DAILY FILM DOSE: A Daily Film Appreciation and Review Blog: Jason and the Argonauts

Sunday 4 April 2010

Jason and the Argonauts

Jason and the Argonauts (1963) dir. Don Chaffey
Starring: Todd Armstrong, Niall MacGinnis, Jack Gwillim, Nancy Kovack


By Alan Bacchus

It’s difficult to enjoy ‘Jason and the Argonauts’ beyond its influence on some of today’s action/sci-fi/horror filmmakers. I can appreciate a good b-movie, but even within this pastiche context it’s a pretty awful film.

The famous Greek myth of Jason hero who intrepidly leads an army of warriors in search of the Golden fleece serves only to showcase the special effect of the great stop motion artist Ray Harryhausen and for most its running time we have to wait labouriously for these glorious moments.

Unfortunately Harryhausen’s matting and blue-screen process effects extend longer than his reach and look just plain awful, especially under super crisp high definition. But its his legendary stop motion creatures which are the showcase of this film and still awe-inspiring to this day,

Take for instance the giant statue set piece at the top of the film. As Jason and his bunch land at the beach on the isle of Bronze, one of his soldiers steals a scared pin and unleashes a statue who suddenly becomes animate. The attack of the statue on the Argonauts is choreographed and composed with truly awesome epic value and scope. The statue’s attack on the Argo ship straddling to edges of a channel is a glorious moment.

There's also the rock landslide scene, which has Jason's ship saved by the merman who provides a barrier to the rocks which allows it to pass. There’s also Jason’s toil with the multi-headed hydro snake which guards the fleece; and for cinephiles, the key set piece we sit and wait for, the film’s most famous scene, the skeleton sword fight at the end – a scene Sam Raimi famously reworked into ‘Army of Darkness’.

Like Harryhausen's last film 'Clash of the Titans’, as the heroes on earth battle the beasts the Gods in the clouds watch below and control the action like chess pieces on a board. Zeus in this film is played unmemorably by Niall MacGinnis, Dr. No Bond villain Honor ("Pussy Galore") Blackman shows up on Olympus though as the lovely Hera.

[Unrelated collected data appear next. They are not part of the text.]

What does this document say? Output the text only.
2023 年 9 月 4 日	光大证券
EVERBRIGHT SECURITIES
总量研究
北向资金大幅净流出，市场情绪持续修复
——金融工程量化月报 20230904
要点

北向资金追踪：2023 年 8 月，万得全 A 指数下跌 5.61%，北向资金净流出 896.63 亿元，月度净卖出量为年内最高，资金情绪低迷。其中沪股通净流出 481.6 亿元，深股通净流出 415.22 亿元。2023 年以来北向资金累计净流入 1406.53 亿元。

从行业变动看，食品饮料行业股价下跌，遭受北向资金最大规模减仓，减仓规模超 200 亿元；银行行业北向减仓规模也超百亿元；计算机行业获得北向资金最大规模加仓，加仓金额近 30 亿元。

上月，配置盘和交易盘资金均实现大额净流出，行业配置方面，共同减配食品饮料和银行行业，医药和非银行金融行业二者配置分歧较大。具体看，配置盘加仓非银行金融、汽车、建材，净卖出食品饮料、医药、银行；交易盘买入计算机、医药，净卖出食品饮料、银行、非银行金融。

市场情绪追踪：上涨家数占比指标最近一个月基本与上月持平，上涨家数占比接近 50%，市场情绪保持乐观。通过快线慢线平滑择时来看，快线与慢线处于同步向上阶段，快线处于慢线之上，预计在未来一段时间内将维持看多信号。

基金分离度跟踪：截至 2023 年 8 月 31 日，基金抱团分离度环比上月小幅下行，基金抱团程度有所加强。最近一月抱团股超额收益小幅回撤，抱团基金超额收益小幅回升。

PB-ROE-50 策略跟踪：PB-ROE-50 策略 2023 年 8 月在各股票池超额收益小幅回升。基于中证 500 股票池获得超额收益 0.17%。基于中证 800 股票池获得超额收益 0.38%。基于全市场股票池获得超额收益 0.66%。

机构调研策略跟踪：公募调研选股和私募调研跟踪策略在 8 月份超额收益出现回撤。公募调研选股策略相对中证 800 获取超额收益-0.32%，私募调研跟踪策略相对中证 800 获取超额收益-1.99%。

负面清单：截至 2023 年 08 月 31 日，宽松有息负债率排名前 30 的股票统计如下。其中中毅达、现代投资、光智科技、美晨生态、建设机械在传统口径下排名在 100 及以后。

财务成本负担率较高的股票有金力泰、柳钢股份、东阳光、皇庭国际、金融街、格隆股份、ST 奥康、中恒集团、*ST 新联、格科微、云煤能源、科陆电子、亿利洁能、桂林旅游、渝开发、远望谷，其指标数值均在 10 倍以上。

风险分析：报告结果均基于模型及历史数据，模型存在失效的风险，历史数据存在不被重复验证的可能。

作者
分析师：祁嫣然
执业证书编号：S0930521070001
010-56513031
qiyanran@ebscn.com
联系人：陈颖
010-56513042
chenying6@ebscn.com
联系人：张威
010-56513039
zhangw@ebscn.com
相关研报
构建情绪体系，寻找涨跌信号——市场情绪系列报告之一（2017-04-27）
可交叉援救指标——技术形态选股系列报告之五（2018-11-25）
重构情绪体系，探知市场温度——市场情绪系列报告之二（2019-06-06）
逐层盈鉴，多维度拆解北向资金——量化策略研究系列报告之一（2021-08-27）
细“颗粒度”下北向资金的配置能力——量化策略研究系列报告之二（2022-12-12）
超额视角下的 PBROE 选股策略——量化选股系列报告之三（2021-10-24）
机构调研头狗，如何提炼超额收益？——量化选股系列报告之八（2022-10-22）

Somehow the producers had a relationship with the great Bernard Herrman who along with composing some of the greatest scores ever in the 50’s and 60’s for Hitchcock, did a number of these b-action monster movies. Scour through Herrman’s filmography and you’ll see a scattering of high profile hits and disposable b-movies. Unfortunately Herrman’s score can only bring the picture up a notch or so, as it’s a largely unmemorable music and not his best work.

So, unfortunately 'Jason and the Argonauts' hasn’t aged well, the acting atrocious and most of the process effects glaringly poor, but Ray Harryhausen’s set pieces still reign supreme and is at least worthy of fast-forwarding to.

1 comment :

dave said...

I think that it's somewhat unfair to judge old classic films (and for it's genre this is a classic) because one simply can't do so without making a kind of latent comparison with current standards.
Many classic books thought to be monumental works for their times read miserably in this day and age.
Music only ten years old can even sound "old fashioned"
in fact, whether music, literature or art, I think that very few works can truly stand the test of time.
Just listen to Micheal Jacksons "Thriller" and you'll notice how "dusty" and "old" it sounds.